Constrained Performance Boosting Control for Nonlinear Systems via ADMM
Gianluca Giacomelli, Danilo Saccani, Siep Weiland, Giancarlo Ferrari-Trecate, Valentina Breschi
TL;DR
This work tackles boosting nonlinear system performance under hard input and state constraints while preserving stability. It extends the prior Performance Boosting (PB) approach by embedding it in an ADMM framework (ADMM-PB) to handle constraints without altering the original neural controller architecture, leveraging an IMC-based stability guarantee. The method introduces copy variables, an augmented Lagrangian, and alternating optimization over a learnable operator $\mathbfcal{M}$ parameterized by $\theta$, together with projection steps onto convex constraint sets. Numerical results on a constrained point-mass robot benchmark show that ADMM-PB yields smoother training and better constraint satisfaction than a barrier-based baseline, with a trade-off toward more conservative trajectories at higher constraint emphasis. This approach provides a principled, scalable route to performance enhancement for nonlinear systems where constraint satisfaction is critical in safety-critical applications.
Abstract
We present the Alternating Direction Method of Multipliers for Performance Boosting (ADMM-PB), an approach to design performance boosting controllers for stable or pre-stabilized nonlinear systems, while explicitly seeking input and state constraint satisfaction.

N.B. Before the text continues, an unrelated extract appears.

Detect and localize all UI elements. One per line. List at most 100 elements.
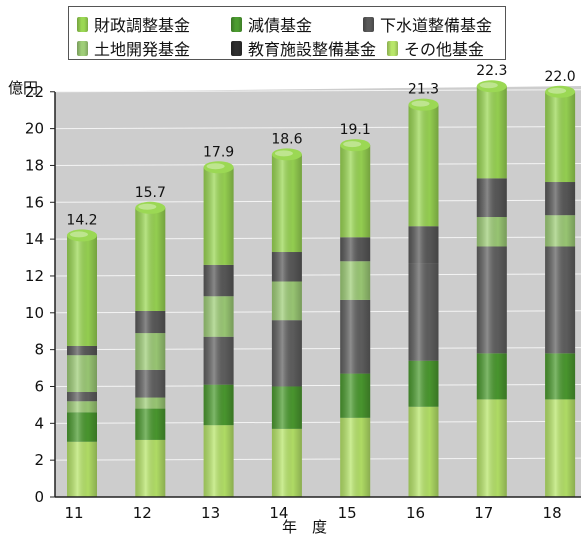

Rooted on a recently proposed approach for designing neural-network controllers that guarantees closed-loop stability by design while minimizing generic cost functions, our strategy integrates it within an alternating direction method of multipliers routine to seek constraint handling without modifying the controller structure of the aforementioned seminal strategy. Our numerical results showcase the advantages of the proposed approach over a baseline penalizing constraint violation through barrier-like terms in the cost, indicating that ADMM-PB can lead to considerably lower constraint violations at the price of inducing slightly more cautious closed-loop behaviors.